Bookworm is a tool for visualization and analysis. It is useful for plotting usage trends in collections of texts. The HathiTrust Digital Library is one such collection of text — it consists of materials from the digitized holdings of some of the most important research libraries in the world (which form part of the HathiTrust consortium), and currently consists of approximately twelve million physical volumes of text in digitized form.
Some of the participants in the project had been involved in the work that had led to the Google Books Ngram viewer. The HT+BW project applies a similar idea to the vast collection of digitized books of the HathiTrust Digital Library (HTDL). The latter’s metadata will be leveraged to provide facilities for sophisticated trend analysis at a fine-grained level for the HathiTrust Digital Library’s collection.
What distinguishes university library research collections is that they are rich in metadata, as the volumes in these collections were carefully catalogued. This has created a new opportunity which the HT+Bookworm project is leveraging: the ability to show trends in custom-built subsets (which can be created on the fly) of the collection itself. The importance of this for research is intuitive: A researcher may want, for example, to see the trend for the word “bairn” (a scottish term for “child”) just among books in English published from Scotland during the nineteenth century. From the metadata for the books, which usually includes place of publication, one could easily create, on the fly, the subset of books that meet these criteria, and plot the trends for these books — and these books alone. In other words, the HathiTrust “data” on which the Bookworm will operate (that is, the digitized text) can be “sliced and diced,” so to speak, based on metadata criteria, and the trends within such selected slices specifically plotted (and otherwise visualized).
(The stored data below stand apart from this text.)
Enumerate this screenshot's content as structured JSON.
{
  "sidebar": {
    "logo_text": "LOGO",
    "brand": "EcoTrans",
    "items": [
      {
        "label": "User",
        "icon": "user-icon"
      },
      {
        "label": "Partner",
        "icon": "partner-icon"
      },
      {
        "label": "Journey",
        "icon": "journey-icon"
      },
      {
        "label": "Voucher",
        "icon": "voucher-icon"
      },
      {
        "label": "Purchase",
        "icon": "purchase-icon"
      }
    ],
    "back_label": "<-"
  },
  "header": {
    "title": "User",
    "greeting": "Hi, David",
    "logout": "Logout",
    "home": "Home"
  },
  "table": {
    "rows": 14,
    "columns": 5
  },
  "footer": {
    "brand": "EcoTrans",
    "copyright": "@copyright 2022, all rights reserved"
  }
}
Right now, the project is focusing on the back-end of the visualization service. The HathiTrust Digital Library’s text data is indexed by means of Solr, while Bookworm is currently set up to work with MySql, a relational database format. The work that has gotten started focuses on making Bookworm work with a Solr index, so that it can work with data from the HTDL. Once this functionality is created, the solution, we expect, will be highly portable. This is because most large libraries, especially academic ones, are already set up to work with Solr (or very similar) indices. So, the same kind of integration as between Bookworm and the HathiTrust Digital Library should also become easily achievable, with relatively less effort, between Bookworm and most other digital libraries’ collections in the future.
Much of the collection of a digital library like the HTDL is under stringent copyright protection and is unavailable for bulk download for that reason. This way of applying analytics to the text content in order to discover, discern and display trends can, however, work on copyrighted text without violating any laws, as useful information is merely being extracted at an aggregate level without actual consumption of the text by a reader. As such, this approach is a form of non-consumptive reading.
Last but not the least, this integration of Bookworm with the HathiTrust Digital Library’s collection provides an advantage that has to do with scale. Already at twelve million volumes, the HTDL’s collections keep on growing as more and more libraries join the HathiTrust consortium as partners, and as more and more of each library’s collection gets digitized and contributed by the library to become available through the HathiTrust Digital Library. In other words, the HTDL corpus is a growing corpus, and it will keep growing into the foreseeable future. This creates a strong incentive to generate scalable solutions.